SY3KR

ビューティフル・デイのSY3KRのレビュー・感想・評価

ビューティフル・デイ(2017年製作の映画)
4.0
『少年は残酷な弓を射る』で激賞を集めたリン・ラムジー監督が、怪優ホアキン・フェニックスを迎えて送る異色のスリラー。

主人公であるジョーの感じる絶え難い苦しみが、じわじわと見ている者の心を蝕む。彼は幼少期に受けた虐待のせいで酷い自殺衝動を抱えているが、それと同時に生にも執着している。「死にたい」と「死にたくない」の間を繰り返す毎日だから、心は病むばかりだ。

母親のささいな言葉、ふと目にした光景、話しかけてきた人。ジョーにとってはそれら全てが何らかのトラウマスイッチで、気が休まる暇もない。そして、トラウマの根底には共通して「誰かを救えなかった」という無力感がある。ジョーはその最後の贖罪として母親と共に暮らしているが、映画『サイコ』にオマージュされる2人の関係は、不気味で危うい共依存でしかない。

ジョーのそんな毎日が、リン・ラムジー監督お得意のスタイリッシュな演出で刹那的に描かれていく。映画のランタイムはたったの1時間半だが、情報量はとてつもなく多いので、瞬きする間さえ惜しい。よくもまあ人間1人の絶望と救済を、ここまで端的に印象深く描けるものだと感嘆した。

主演を務めたホアキン・フェニックスのパフォーマンスも流石の一言だ。

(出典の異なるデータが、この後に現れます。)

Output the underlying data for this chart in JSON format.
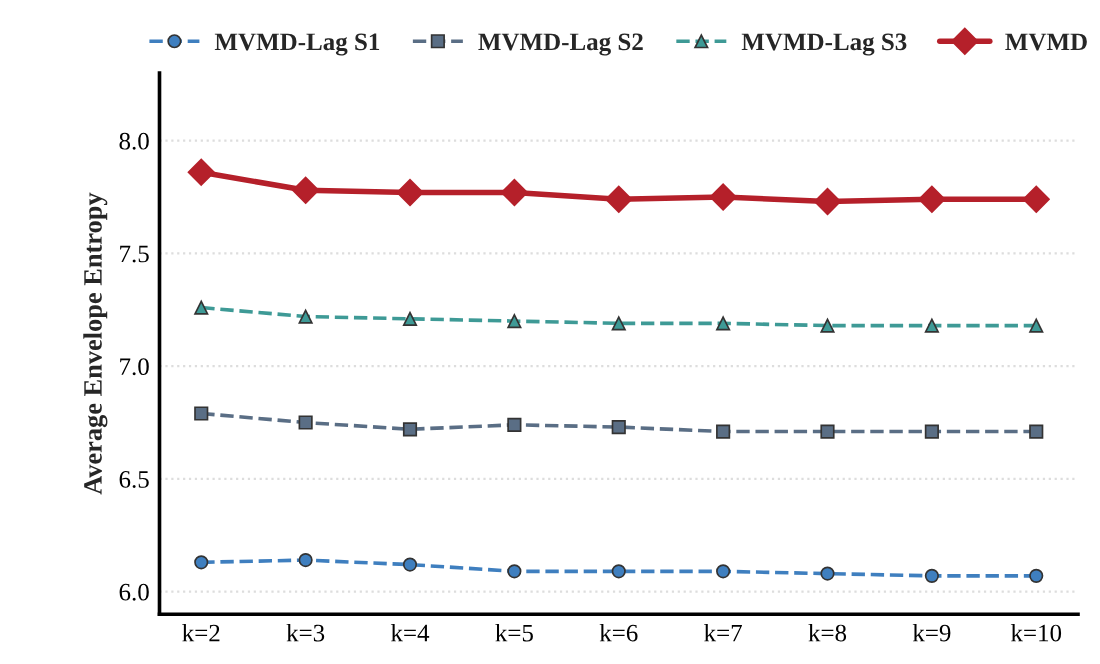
{
  "chart_data": {
    "type": "line",
    "ylabel": "Average Envelope Entropy",
    "categories": [
      "k=2",
      "k=3",
      "k=4",
      "k=5",
      "k=6",
      "k=7",
      "k=8",
      "k=9",
      "k=10"
    ],
    "series": [
      {
        "name": "MVMD-Lag S1",
        "color": "#3f7fbf",
        "marker": "circle",
        "line_style": "dashed",
        "values": [
          6.13,
          6.14,
          6.12,
          6.09,
          6.09,
          6.09,
          6.08,
          6.07,
          6.07
        ]
      },
      {
        "name": "MVMD-Lag S2",
        "color": "#5a6e85",
        "marker": "square",
        "line_style": "dashed",
        "values": [
          6.79,
          6.75,
          6.72,
          6.74,
          6.73,
          6.71,
          6.71,
          6.71,
          6.71
        ]
      },
      {
        "name": "MVMD-Lag S3",
        "color": "#3e9a96",
        "marker": "triangle",
        "line_style": "dashed",
        "values": [
          7.26,
          7.22,
          7.21,
          7.2,
          7.19,
          7.19,
          7.18,
          7.18,
          7.18
        ]
      },
      {
        "name": "MVMD",
        "color": "#b5202a",
        "marker": "diamond",
        "line_style": "solid",
        "values": [
          7.86,
          7.78,
          7.77,
          7.77,
          7.74,
          7.75,
          7.73,
          7.74,
          7.74
        ]
      }
    ],
    "ylim": [
      5.9,
      8.3
    ],
    "yticks": [
      {
        "value": 6,
        "label": "6.0"
      },
      6.5,
      {
        "value": 7,
        "label": "7.0"
      },
      7.5,
      {
        "value": 8,
        "label": "8.0"
      }
    ],
    "grid": "y",
    "legend": "top"
  }
}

今の彼には「狂った死にたがりの殺し屋」を演じることくらい、造作もないだろう。

⚫︎トマトメーター
・批評家支持率:89%
・観客支持率 :64%
「ホアキン・フェニックスによる典型的な主演作であるこの映画は、脚本家リン・ラムジーが現代映画界で最もユニークで妥協なき声の持ち主であることを立証している。」